Every government also has the power to regulate how owners utilise and manage their private land. Every government has a duty to exercise this power to secure the interest of the public.
Therefore, a government has no moral or legal obligation to pay compensation when it stops an owner from using land in a manner that may cause present or future harm to the public. This power is aptly named police power.
Police power is granted to the government by Article 40 (4), Article 40 (6), Article 61 (1), Article 62 (1) (i), Article 66 and Article 69 of the Constitution. It is this police power that government agencies are exercising to demolish constructions on riparian land.
For some, this may seem a bitter pill to swallow. How can an action that was lawful in the past, be unlawful in the present? To understand the complexities and intricacies of the legal principles involved, the ongoing land reform in South Africa is a good starting point.
South Africa gained independence from apartheid rule in 1994. In the period of transition from apartheid rule to independence, South Africa put in place one of the most progressive Constitutions in the world, rivaled perhaps only by Kenya’s of 2010.
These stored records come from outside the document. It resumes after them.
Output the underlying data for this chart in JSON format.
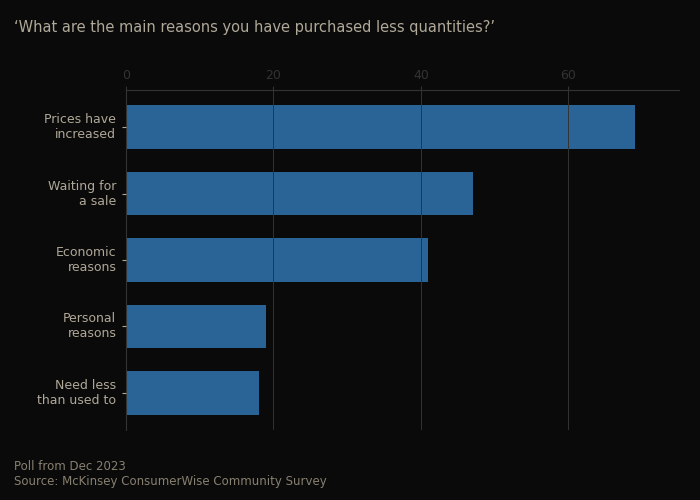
{
  "title": "‘What are the main reasons you have purchased less quantities?’",
  "categories": [
    "Prices have\nincreased",
    "Waiting for\na sale",
    "Economic\nreasons",
    "Personal\nreasons",
    "Need less\nthan used to"
  ],
  "values": [
    69,
    47,
    41,
    19,
    18
  ],
  "bar_color": "#2a6496",
  "xlim": [
    0,
    75
  ],
  "xticks": [
    0,
    20,
    40,
    60
  ],
  "footnote_line1": "Poll from Dec 2023",
  "footnote_line2": "Source: McKinsey ConsumerWise Community Survey",
  "background_color": "#0a0a0a",
  "text_color": "#b0a898",
  "title_color": "#b0a898",
  "footnote_color": "#888070",
  "grid_color": "#333333",
  "title_fontsize": 10.5,
  "label_fontsize": 9,
  "tick_fontsize": 9,
  "footnote_fontsize": 8.5
}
However, despite its progressive Constitution, its large body of independence laws, and a robust independent constitutional court, South Africa is bedeviled by land inequality, poverty, crime, inequality between its multi-racial population, and inequality between the rich and the poor.
An audit undertaken by the government of South Africa of private land ownership revealed that whites own 72 per cent of farmland and agricultural holdings. Coloreds own 15 per cent.
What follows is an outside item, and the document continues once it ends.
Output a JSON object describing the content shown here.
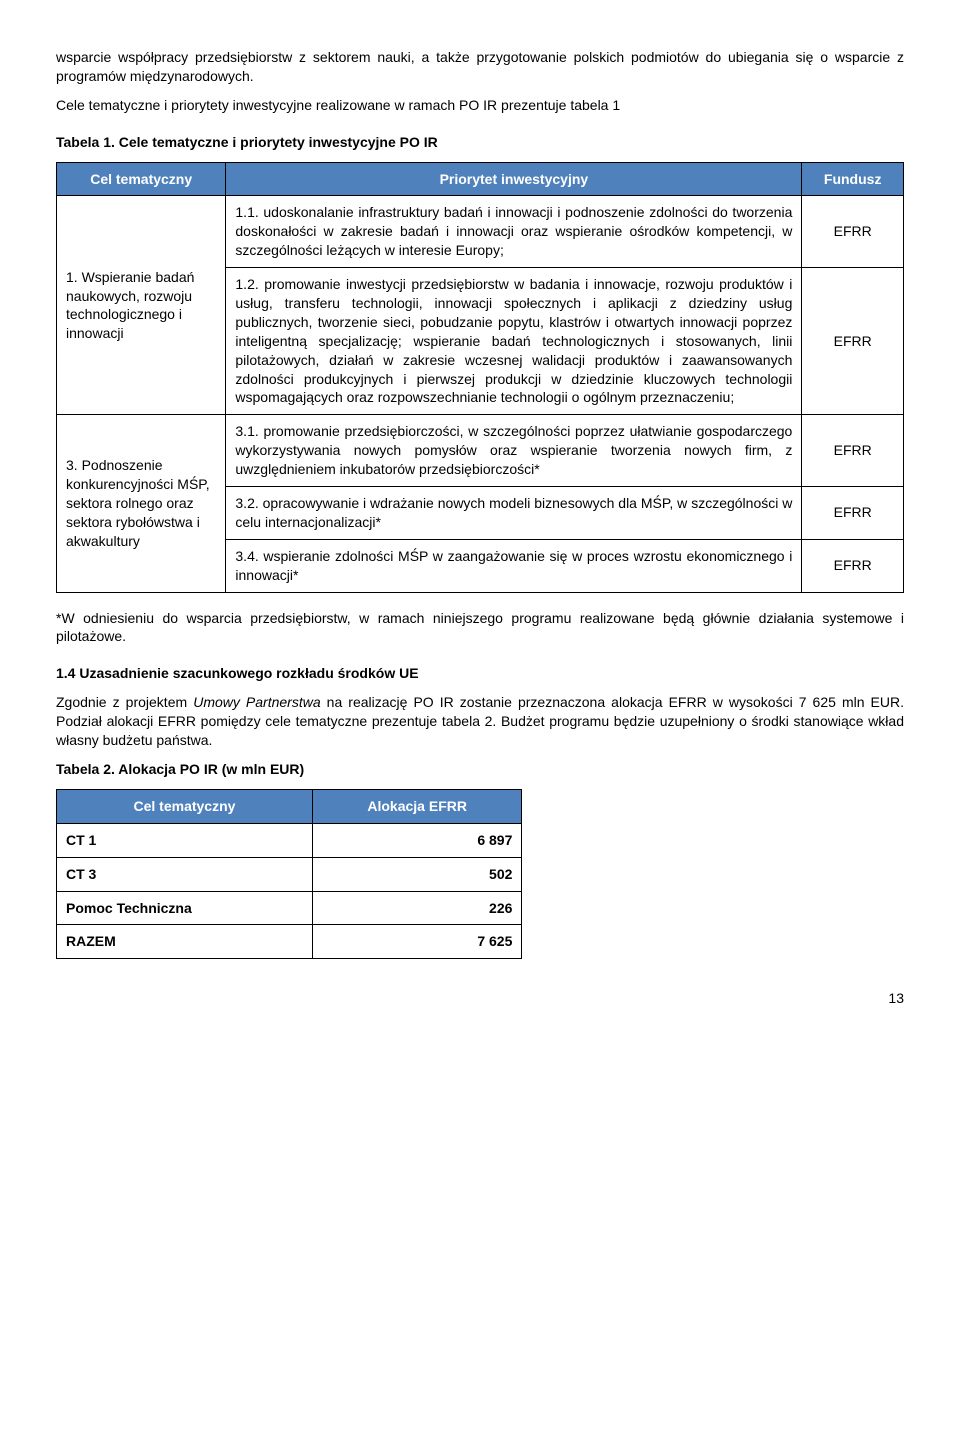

Indians own 5 per cent. Blacks own 4 per cent. Others own 3 per cent. Only 1 per cent is co-owned. Until the government led by President Cyril Ramaphosa decided to take corrective action, the Constitution and the laws of South Africa proved incapable of resolving these fundamental societal injustices. By confronting a Constitution and laws that sustain an unjust status quo, South Africa is about to experience the birth pangs and side effects of a “peaceful” revolution.
It is beyond debate that in Kenya water is a scarce resource. With a fast dwindling forest cover, and shriveling water resources, the majority of our land is arid and semi-arid.
Tap water is a preserve of urban areas, cities and towns. In such urban areas, cities and town, only an insignificant percentage of the population has access to regular and clean tap water.
It should be beyond debate that the conservation and protection of forests, rivers and riparian land remains a government policy priority. Any law in Kenya that says otherwise, or protects a contrary situation, is unjust as it sustains a status quo that is and will continue to be harmful to the public.
Margaret Mead once wrote that “never doubt that a small group of thoughtful committed citizens can change the world. Indeed, it is the only thing that ever has.” Our forests, rivers, wildlife, national parks, public grounds, hospital and school grounds, riparian and other land, and so on, should be reclaimed and preserved for the prosperity of our past, present and future. President Kenyatta and his compatriot President Cyril Ramaphosa today stand on the correct side of history.